Ilustrasi (AI)
Saya pulang ke rumah pada suatu sore yang sepi.
Bus menurunkan penumpang di ujung desa, tak jauh dari rumah, cukup untuk menyeret koper saya melintasi jalan tanah tua. Jalan itu dulunya kasar dan berbatu, dan saat cerah berdebu, dan saat hujan sedalam mata kaki. Namun saya menyukainya.
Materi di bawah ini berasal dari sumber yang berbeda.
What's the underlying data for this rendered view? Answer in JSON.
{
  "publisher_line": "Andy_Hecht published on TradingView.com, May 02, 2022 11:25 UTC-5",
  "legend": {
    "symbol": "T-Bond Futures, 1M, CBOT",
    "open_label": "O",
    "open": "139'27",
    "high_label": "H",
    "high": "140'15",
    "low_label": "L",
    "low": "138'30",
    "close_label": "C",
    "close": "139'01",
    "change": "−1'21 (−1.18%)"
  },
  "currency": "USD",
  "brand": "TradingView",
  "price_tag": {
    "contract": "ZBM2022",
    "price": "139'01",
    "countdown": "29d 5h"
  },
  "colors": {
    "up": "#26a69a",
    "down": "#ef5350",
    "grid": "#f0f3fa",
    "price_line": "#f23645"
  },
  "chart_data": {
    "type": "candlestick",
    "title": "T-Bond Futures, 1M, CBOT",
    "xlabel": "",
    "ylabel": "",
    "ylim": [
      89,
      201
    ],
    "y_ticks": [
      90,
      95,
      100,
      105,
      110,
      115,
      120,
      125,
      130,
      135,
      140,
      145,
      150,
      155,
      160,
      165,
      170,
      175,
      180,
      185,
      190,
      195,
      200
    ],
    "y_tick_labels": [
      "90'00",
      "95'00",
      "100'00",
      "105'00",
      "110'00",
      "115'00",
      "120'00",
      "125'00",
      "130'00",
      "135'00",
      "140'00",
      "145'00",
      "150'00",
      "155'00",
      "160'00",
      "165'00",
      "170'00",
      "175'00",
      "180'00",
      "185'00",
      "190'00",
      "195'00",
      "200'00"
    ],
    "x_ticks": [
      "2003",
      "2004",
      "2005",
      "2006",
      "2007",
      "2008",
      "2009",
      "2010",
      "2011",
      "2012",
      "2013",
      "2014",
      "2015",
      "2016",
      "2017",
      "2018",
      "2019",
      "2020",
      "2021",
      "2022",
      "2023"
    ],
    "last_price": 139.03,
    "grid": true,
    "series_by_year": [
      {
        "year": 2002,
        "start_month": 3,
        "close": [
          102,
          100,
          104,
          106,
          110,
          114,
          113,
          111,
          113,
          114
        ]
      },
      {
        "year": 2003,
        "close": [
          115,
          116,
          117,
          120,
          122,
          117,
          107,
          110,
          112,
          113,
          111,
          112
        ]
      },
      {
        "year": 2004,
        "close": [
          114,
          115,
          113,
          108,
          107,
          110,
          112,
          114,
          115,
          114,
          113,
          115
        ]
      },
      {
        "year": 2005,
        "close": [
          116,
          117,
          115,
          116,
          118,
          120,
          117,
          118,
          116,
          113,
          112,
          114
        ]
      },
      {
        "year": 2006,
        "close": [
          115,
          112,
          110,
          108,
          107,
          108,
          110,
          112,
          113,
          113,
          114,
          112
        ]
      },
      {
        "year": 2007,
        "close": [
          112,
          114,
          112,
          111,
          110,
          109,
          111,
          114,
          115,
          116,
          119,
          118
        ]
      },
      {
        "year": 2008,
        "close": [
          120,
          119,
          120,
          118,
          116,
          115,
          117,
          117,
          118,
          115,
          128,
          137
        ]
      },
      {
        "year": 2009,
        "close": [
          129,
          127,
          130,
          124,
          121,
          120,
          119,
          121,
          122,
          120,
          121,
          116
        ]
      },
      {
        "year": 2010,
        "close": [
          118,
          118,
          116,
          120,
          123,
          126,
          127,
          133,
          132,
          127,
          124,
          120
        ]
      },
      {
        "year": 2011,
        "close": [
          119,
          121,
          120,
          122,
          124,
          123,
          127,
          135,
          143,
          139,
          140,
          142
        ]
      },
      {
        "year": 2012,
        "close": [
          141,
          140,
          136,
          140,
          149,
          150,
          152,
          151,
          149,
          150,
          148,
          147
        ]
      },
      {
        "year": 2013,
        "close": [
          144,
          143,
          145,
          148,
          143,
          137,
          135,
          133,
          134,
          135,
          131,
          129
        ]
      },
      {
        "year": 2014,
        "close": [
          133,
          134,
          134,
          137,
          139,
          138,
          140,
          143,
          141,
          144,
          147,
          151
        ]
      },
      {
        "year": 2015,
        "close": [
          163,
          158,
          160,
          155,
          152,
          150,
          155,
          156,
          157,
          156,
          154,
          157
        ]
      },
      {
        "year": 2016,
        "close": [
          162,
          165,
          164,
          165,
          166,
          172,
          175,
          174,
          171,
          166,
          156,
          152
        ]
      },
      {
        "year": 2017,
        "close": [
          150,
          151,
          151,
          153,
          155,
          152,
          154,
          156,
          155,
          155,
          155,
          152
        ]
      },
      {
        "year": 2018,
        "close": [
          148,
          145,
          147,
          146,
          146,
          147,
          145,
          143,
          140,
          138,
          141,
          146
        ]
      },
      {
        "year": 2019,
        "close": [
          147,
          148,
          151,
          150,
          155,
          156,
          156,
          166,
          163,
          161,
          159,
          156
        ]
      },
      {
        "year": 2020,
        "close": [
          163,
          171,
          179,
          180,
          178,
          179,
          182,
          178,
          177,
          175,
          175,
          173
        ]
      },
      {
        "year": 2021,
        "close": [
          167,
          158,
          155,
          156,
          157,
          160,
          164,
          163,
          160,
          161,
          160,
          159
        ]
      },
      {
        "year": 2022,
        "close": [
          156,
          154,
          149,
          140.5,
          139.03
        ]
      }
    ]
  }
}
Bukan berarti saya menyukai jalannya, melainkan perasaan berjalan di bawah deretan pohon eukaliptus hijau di kedua sisi jalan, angin bertiup di antara dedaunan, dan mendengar seseorang bernyanyi lirih.
Waktu kecil dulu, setiap sore sepulang sekolah, aku akan melepas sepatu, menentengnya, dan berjalan tanpa alas kaki di jalan tanah itu. Tanahnya hangat dan lembut seperti daging manusia, perasaan yang kini tak terbayar dengan uang. Di bawah naungan pohon eukaliptus, aku biasa berlari secepat angin, jatuh dan lututku lecet, lalu duduk di tanah hanya untuk memandang ke atas pohon yang tinggi, bertanya-tanya apakah ada burung yang tidur di sana.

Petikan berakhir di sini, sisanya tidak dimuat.